Di ujung malam, Bapak Menteri Urusan Komunikasi sedang bermimpi buruk. Dia dikejar-kejar monster yang mengerikan. Monster itu memiliki rupa seperti gorila dengan belasan mata merah mengerikan memenuhi seluruh wajahnya. Ekornya yang panjang berputar-putar di udara seiring hentakan kaki-kakinya saat mengejar sosok Pak Menteri.
Pak Menteri berlari kencang. Tapi secepat apapun dia berlari, monster itu selalu bisa mengejarnya. Mendaki bukit, menuruni lembah, menyembunyikan diri di antara rimbunnya pepohonan, tidak banyak membantu karena monster itu selalu bisa menemukan dan menyusulnya.
Akhirnya setelah berlari sekian lama, Pak Menteri menyerah. Dia sudah kehabisan napas, kehabisan tenaga dan duduk ketakutan bercampur pasrah di kaki tebing bebatuan. Monster itu kini berdiri dengan jarak sangat dekat dengannya. Saking dekatnya, Pak Menteri bisa merasakan tarikan dan embusan napas monster mengerikan itu.
Si monster mengamati Pak Menteri lekat-lekat dari ujung rambut sampai ujung kaki. Napasnya memburu karena kegirangan melihat mangsanya sudah tidak berdaya di depan mata.
"Ja... jangan! Jangan makan saya, Tuan Monster," pinta Pak Menteri dengan suara serak karena putus asa.
"Hah?
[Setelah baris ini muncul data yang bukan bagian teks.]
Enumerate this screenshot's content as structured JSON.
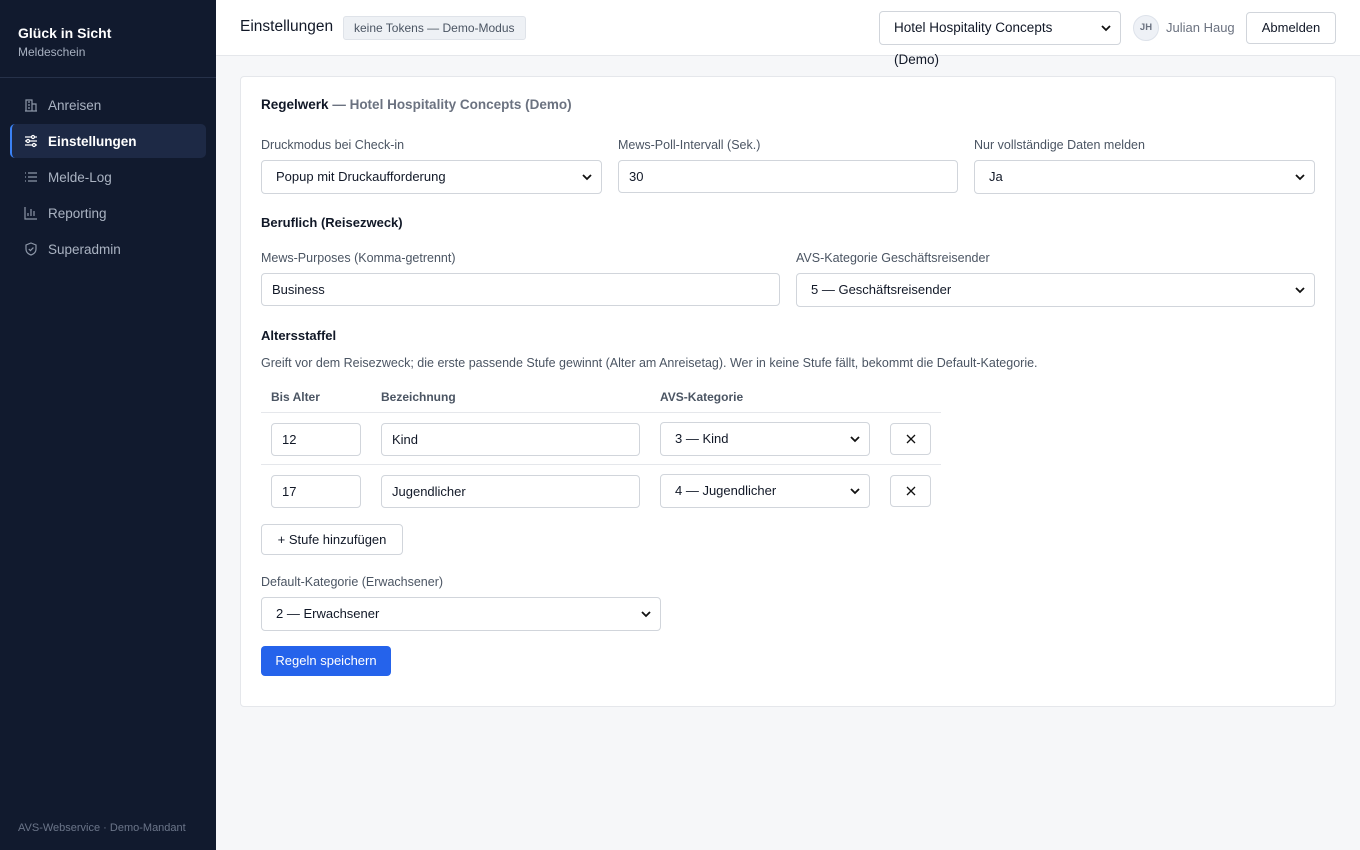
{
  "brand": {
    "title": "Glück in Sicht",
    "subtitle": "Meldeschein"
  },
  "sidebar": {
    "items": [
      {
        "label": "Anreisen",
        "icon": "building-icon",
        "active": false
      },
      {
        "label": "Einstellungen",
        "icon": "sliders-icon",
        "active": true
      },
      {
        "label": "Melde-Log",
        "icon": "list-icon",
        "active": false
      },
      {
        "label": "Reporting",
        "icon": "bar-chart-icon",
        "active": false
      },
      {
        "label": "Superadmin",
        "icon": "shield-icon",
        "active": false
      }
    ],
    "footer": "AVS-Webservice · Demo-Mandant"
  },
  "header": {
    "title": "Einstellungen",
    "mode_badge": "keine Tokens — Demo-Modus",
    "tenant_select": "Hotel Hospitality Concepts (Demo)",
    "avatar_initials": "JH",
    "user_name": "Julian Haug",
    "logout_label": "Abmelden"
  },
  "card": {
    "title": "Regelwerk",
    "title_suffix": "— Hotel Hospitality Concepts (Demo)",
    "druckmodus": {
      "label": "Druckmodus bei Check-in",
      "value": "Popup mit Druckaufforderung"
    },
    "poll": {
      "label": "Mews-Poll-Intervall (Sek.)",
      "value": "30"
    },
    "complete": {
      "label": "Nur vollständige Daten melden",
      "value": "Ja"
    },
    "beruflich": {
      "heading": "Beruflich (Reisezweck)",
      "purposes_label": "Mews-Purposes (Komma-getrennt)",
      "purposes_value": "Business",
      "category_label": "AVS-Kategorie Geschäftsreisender",
      "category_value": "5 — Geschäftsreisender"
    },
    "altersstaffel": {
      "heading": "Altersstaffel",
      "help": "Greift vor dem Reisezweck; die erste passende Stufe gewinnt (Alter am Anreisetag). Wer in keine Stufe fällt, bekommt die Default-Kategorie.",
      "columns": [
        "Bis Alter",
        "Bezeichnung",
        "AVS-Kategorie"
      ],
      "rows": [
        {
          "age": "12",
          "name": "Kind",
          "category": "3 — Kind"
        },
        {
          "age": "17",
          "name": "Jugendlicher",
          "category": "4 — Jugendlicher"
        }
      ],
      "add_label": "+ Stufe hinzufügen"
    },
    "default_category": {
      "label": "Default-Kategorie (Erwachsener)",
      "value": "2 — Erwachsener"
    },
    "save_label": "Regeln speichern"
  },
  "colors": {
    "sidebar_bg": "#111a2e",
    "accent": "#2563eb",
    "active_border": "#3b82f6"
  }
}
Tuan Monster!? Namaku Ransomware, Pak Tua! Hahahaha," seru si monster. Suaranya berat dan lantang.
Pak Menteri terkejut. Ternyata monster itu bisa bicara seperti manusia. Tapi yang lebih membuatnya terkejut adalah nama monster itu. Saking terkejutnya, Pak Menteri lalu jatuh tidak sadarkan diri.
Saat terbaring di tanah, dia kembali bermimpi. Di dalam mimpinya dia berada di bawah bulan purnama, dikelilingi padang sabana yang luas.
"Mau ke mana, Pak Tua? Hehehehe!"
Monster mengerikan tadi tahu-tahu muncul tidak jauh di hadapannya lalu kembali mengejarnya. Pak Menteri segera berbalik dan berlari, tapi kakinya terantuk batu dan jatuh berdebum dengan keras.